È ormai nota a tutti la carenza di indumenti e mascherine sanitari in Italia in questo momento. Non è invece chiaro il grado di libertà che i commercianti hanno nell’applicare i vari prezzi a questi prodotti.
“Sono pervenute alla nostra attenzione, da parte di alcuni cittadini, segnalazioni sui prezzi di alcune strumentazioni igieniche e sanitarie di emergenza, che in questo momento alcuni commercianti locali stanno applicando – fa sapere il direttivo di CasaPound in una nota -, rafforzati dalla mancanza di queste dotazioni sul mercato generale, non solo grossetano, ma anche italiano ed europeo“.
“Oltre a rendere evidente la falla nel sistema industriale italiano, fatto a pezzi da questa Europa e dai suoi servi che governando hanno tagliato ogni tipo di reparto produttivo in Italia, si sta evidenziando anche una voragine normativa e di controllo sui prezzi nell’ambito del commercio – prosegue la nota – anche nella nostra provincia, vari cittadini infatti ci hanno inviato segnalazioni e noi stessi abbiamo constatato e verificato“.

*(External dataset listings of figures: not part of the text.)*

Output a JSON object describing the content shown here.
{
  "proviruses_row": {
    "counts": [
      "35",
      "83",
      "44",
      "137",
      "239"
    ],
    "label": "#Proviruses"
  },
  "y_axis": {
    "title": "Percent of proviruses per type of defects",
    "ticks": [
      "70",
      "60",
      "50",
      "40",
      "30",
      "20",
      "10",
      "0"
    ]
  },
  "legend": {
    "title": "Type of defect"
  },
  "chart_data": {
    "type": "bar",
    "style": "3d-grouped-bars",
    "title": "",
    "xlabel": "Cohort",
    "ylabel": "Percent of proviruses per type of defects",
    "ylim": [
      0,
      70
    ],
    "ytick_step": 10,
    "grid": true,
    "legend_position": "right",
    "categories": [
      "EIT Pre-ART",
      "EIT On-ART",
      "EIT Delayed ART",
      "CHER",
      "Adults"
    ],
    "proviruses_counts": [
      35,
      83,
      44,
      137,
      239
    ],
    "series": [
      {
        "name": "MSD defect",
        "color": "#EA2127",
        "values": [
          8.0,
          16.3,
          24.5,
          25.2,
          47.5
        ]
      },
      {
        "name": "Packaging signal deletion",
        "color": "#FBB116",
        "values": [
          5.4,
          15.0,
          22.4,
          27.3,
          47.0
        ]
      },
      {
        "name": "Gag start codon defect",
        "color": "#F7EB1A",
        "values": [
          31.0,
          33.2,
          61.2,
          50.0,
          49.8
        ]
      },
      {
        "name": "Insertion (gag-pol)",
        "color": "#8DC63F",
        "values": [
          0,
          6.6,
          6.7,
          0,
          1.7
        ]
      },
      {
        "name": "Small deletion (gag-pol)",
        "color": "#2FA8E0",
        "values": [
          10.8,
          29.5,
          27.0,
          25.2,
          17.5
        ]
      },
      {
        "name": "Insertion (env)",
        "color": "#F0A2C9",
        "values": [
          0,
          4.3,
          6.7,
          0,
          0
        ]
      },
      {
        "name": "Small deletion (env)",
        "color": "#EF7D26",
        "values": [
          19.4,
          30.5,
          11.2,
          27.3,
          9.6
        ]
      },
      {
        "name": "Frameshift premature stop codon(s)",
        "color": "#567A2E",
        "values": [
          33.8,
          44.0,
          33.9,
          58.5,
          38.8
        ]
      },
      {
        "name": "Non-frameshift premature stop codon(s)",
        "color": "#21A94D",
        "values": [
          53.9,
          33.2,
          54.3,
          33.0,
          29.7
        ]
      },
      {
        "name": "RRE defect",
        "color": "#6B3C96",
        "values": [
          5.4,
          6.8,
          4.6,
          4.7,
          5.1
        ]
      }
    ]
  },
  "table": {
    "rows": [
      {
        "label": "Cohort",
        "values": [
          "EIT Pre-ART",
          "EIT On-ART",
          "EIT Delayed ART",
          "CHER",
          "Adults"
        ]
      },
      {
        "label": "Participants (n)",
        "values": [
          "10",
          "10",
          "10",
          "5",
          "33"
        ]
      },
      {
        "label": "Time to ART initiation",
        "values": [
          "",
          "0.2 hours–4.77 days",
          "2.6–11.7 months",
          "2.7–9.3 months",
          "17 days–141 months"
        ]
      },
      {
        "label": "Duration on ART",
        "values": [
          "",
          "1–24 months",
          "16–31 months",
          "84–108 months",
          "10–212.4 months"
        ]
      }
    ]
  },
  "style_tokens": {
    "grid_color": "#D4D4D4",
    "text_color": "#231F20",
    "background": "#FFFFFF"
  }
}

“Condanniamo fortemente chi in un periodo d’emergenza come questo prova a lucrare sulle paure e sulla salute delle persone. Anche su questo si è evidenziato uno spaccato dell’Italia nettissimo: chi produce a proprie spese mascherine e le regala, e chi invece ne aumenta il prezzo del 600%. L’invito che rivolgiamo ai cittadini è quello di segnalare questi accadimenti, ingiusti in un momento così tragico in cui il personale sanitario, che è il più a rischio rispetto al contagio, combatte giorno e notte contro l’emergenza e si sta ritrovando senza la minima protezione, in cui i cittadini sono chiusi in casa ed escono solo con la prescrizione di indossare dei dispositivi di protezione che non si trovano più – termina CasaPound -. Per quanto riguarda gli esercenti che applicano queste maggiorazioni, invece, l’invito è quello di passarsi una mano sulla coscienza, nei confronti dell’Italia tutta“.